Cash Flows, Financing & Wasting Money

From a very young age – a successful entrepreneur himself – told me that a solid business would start showing a appropriate profit within 2 years of opening its doors. To this day, I still use that formula when evaluating new ideas; whilst there’s no empirical evidence that suggests this works, it has thus far been a pretty safe investment & choice on my part.

If you consider that 2 year timeframe, you need to evaluate whether you have sufficient financing to carry you for the two years that you need to reach profitability. The biggest concern here isn’t the fact that you need to be profitable (break-even would for example be fine as well), but every startup needs to be cash flow positive. So many business ultimately fail not because they don’t have a profitable or sustainable idea, but because they don’t have cash at the right times and thus aren’t able to continue paying their bills.

You would thus need to manage your finances conservatively and accurately, with the focus on being in control. I’ve always felt that as long as I knew exactly what was happening in my finances (albeit good or bad), that I could back myself to find applicable short and long term solutions for potential issues that may arise.

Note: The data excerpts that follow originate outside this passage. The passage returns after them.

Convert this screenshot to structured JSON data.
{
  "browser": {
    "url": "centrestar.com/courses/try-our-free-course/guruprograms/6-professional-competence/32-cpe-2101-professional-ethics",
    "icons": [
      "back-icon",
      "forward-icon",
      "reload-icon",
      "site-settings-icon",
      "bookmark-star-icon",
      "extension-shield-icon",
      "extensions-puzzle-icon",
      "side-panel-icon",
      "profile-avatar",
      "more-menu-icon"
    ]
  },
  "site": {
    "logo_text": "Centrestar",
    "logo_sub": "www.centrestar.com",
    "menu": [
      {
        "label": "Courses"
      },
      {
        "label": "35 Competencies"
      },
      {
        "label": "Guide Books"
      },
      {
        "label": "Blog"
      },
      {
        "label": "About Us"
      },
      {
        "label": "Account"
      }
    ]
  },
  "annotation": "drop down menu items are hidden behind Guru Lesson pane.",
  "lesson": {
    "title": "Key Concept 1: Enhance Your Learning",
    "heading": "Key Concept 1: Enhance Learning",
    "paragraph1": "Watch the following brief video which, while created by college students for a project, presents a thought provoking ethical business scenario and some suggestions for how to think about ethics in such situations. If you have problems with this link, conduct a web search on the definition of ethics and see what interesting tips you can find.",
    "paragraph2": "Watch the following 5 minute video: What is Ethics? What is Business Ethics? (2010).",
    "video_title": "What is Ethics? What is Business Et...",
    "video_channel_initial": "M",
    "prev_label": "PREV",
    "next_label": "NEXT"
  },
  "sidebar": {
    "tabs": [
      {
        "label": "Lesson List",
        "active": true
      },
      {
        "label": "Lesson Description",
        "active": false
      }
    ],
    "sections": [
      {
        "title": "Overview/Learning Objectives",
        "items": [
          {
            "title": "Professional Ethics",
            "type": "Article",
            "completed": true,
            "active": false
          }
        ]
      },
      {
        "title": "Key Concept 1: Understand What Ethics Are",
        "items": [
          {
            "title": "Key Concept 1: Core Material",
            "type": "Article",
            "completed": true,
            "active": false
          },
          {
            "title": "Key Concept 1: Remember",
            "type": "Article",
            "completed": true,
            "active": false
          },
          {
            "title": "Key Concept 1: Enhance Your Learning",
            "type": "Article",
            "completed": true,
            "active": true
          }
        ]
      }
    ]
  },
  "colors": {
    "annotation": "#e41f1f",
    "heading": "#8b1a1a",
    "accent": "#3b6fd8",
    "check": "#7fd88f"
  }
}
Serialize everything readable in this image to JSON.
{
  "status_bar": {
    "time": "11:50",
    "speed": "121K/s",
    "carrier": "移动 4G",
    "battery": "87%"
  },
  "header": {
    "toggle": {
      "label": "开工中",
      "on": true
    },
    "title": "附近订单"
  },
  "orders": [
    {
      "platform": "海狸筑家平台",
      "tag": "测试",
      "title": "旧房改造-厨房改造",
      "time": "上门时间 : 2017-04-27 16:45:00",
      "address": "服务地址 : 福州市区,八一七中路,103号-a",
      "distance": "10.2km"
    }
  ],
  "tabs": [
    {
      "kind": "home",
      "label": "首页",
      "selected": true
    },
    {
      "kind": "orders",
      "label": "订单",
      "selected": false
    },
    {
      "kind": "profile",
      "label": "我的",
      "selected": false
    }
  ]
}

You should thus always know what your accounts look like and to give yourself enough space to find a solution if an emergency strikes, you need to ensure that you have enough funds in reserve to buy yourself some time.

Bootstrapping

The best way to give your finances are chance of surviving the startup phase, is by proper bootstrapping across the board. This means that you need to evaluate every cash outflow, irrespective of whether they are capital outlays or simply just expenditure. Don’t waste money on things you really don’t need.

This also means that you should only reinvest earnings into the business if you are relatively sure that it would lead to increases in your ultimate earnings. If not, then that cash has a better use just sitting in your bank account waiting for the day that you actually need it.

I’m not suggesting that you shouldn’t allow yourself a few luxuries (as this is one of the benefits of being the boss), but those should make up a small percentage of your expenditure and it should never jeopardize the long term viability of your business. If buying yourself a new Mac means that you may not be able to pay office rent next month, then you probably shouldn’t buy that Mac.

If you bootstrap the business for long enough, you will eventually reach a level where you can spend more significant amounts of money without actually jeopardizing the business. So be patient initially and make sure that you bootstrap as much of your activities as possible.